Amazon va-t-il compliquer encore plus la tâche des start-up américaines spécialisées dans la livraison de repas? Depuis l’annonce, vendredi 16 juin, du rachat de la chaîne de supermarchés bio Whole Foods Market pour 13,7 milliards de dollars, les spéculations vont bon train sur les ambitions du géant du commerce en ligne. Parmi elles: le lancement d’un service de livraison de plats préparés, l’une des spécialités de Whole Foods.

Ces spéculations tombent au mauvais moment. Après des années d’euphorie, le secteur traverse en effet une zone de turbulences. Si le marché progresse, il n’a pas encore atteint la taille critique. Les différents modèles économiques n’ont ainsi toujours pas démontré leur pertinence, ce qui entraîne une accumulation des pertes. Et les investisseurs ne se bousculent plus pour financer la multitude d’acteurs.

Jeunes actifs et urbains

Pour le moment, Amazon n’a pas encore déclenché les grandes manœuvres. Certes, la société de Seattle permet déjà à ses clients de commander auprès de restaurants dans plusieurs villes américaines. Mais le service reste limité et très peu mis en avant. Avec Whole Foods, Amazon met la main sur une marque plébiscitée par les jeunes actifs dans les centres urbains, qui constituent la principale clientèle des sociétés de livraison de repas.

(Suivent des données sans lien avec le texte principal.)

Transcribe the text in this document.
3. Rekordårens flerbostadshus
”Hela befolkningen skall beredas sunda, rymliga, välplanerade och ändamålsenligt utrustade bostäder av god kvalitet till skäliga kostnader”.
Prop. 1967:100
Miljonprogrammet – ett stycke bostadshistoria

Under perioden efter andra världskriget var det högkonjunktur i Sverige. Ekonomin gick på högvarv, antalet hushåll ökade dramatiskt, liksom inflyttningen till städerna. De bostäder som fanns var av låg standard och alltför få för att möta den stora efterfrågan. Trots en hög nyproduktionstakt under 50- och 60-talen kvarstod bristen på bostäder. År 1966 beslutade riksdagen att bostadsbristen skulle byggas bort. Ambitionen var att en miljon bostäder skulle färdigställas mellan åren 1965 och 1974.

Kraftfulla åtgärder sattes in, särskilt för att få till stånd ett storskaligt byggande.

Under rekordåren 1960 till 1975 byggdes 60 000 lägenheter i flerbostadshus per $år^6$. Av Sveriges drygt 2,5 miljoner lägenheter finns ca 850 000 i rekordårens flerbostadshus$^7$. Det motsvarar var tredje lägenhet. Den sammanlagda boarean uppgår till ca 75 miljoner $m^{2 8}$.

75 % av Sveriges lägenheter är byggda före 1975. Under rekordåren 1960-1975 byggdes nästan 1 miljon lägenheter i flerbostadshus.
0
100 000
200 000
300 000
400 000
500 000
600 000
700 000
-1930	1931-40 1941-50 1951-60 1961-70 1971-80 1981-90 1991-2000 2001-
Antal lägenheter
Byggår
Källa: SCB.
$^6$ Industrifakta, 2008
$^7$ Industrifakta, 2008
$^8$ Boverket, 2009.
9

«Il va falloir du temps pour mesurer quel sera l’impact sur le secteur», nuance Kathleen Smith, de Renaissance Capital. En attendant, la première victime s’appelle Blue Apron. Fondée en 2012, cette start-up basée à New York livre à domicile des ingrédients permettant de cuisiner des recettes pour deux personnes ou pour une famille. Fin juin, son introduction en bourse s’est effectuée nettement en dessous de ses ambitions initiales. Et son action a depuis perdu 15%

Peu encourageantes

La possible concurrence d’Amazon s’est ajoutée à des performances financières peu encourageantes, qui confirment le problème de rentabilité du secteur. Si son chiffre d’affaires a plus que doublé en 2016, à près de 800 millions de dollars, ses pertes se sont aussi creusées. L’an dernier, elles s’élevaient à 55 millions de dollars. Principale explication: la multiplication par trois des dépenses en marketing.

Comme de nombreuses sociétés de livraison, Blue Apron a levé beaucoup d’argent sur la base d’une valorisation très élevée – 2 milliards de dollars –, qui est aujourd’hui difficile à justifier. «En 2015, il y a eu une importante injection de fonds dans le secteur», souligne Matthew Wong, du cabinet CB Insights. De nombreuses start-up se sont ainsi lancées, tentant de profiter de cette manne financière. «Le marché est saturé», poursuit l’analyste. Et Uber est également arrivé sur le marché.

Faillites

Dans le même temps, les investisseurs se sont retirés. Toujours déficitaires, ces entreprises commencent ainsi à manquer de trésorerie. Depuis le début de l’année, Munchery, qui prépare puis livre des plats, a ainsi coupé plusieurs fois dans ses effectifs. Sa dernière levée de fonds s’est effectuée sur la base d’une valorisation fortement revue à la baisse. En mars, Sprig et Maple, deux sociétés au concept similaire, ont par ailleurs fermé leurs portes alors que leurs pertes dépassaient les 10 millions de dollars par an.

Les start-up qui livrent des repas depuis des restaurants souffrent également. L’an passé, SpoonRocket a fait faillite, tout comme la société belge Take Eat Easy. Pour d’autres, la dernière solution est de trouver un acquéreur. Selon CB Insights, 69 acquisitions ont eu lieu sur les deux dernières années. Cette consolidation pourrait se poursuivre. Une première étape indispensable vers la rentabilité du secteur?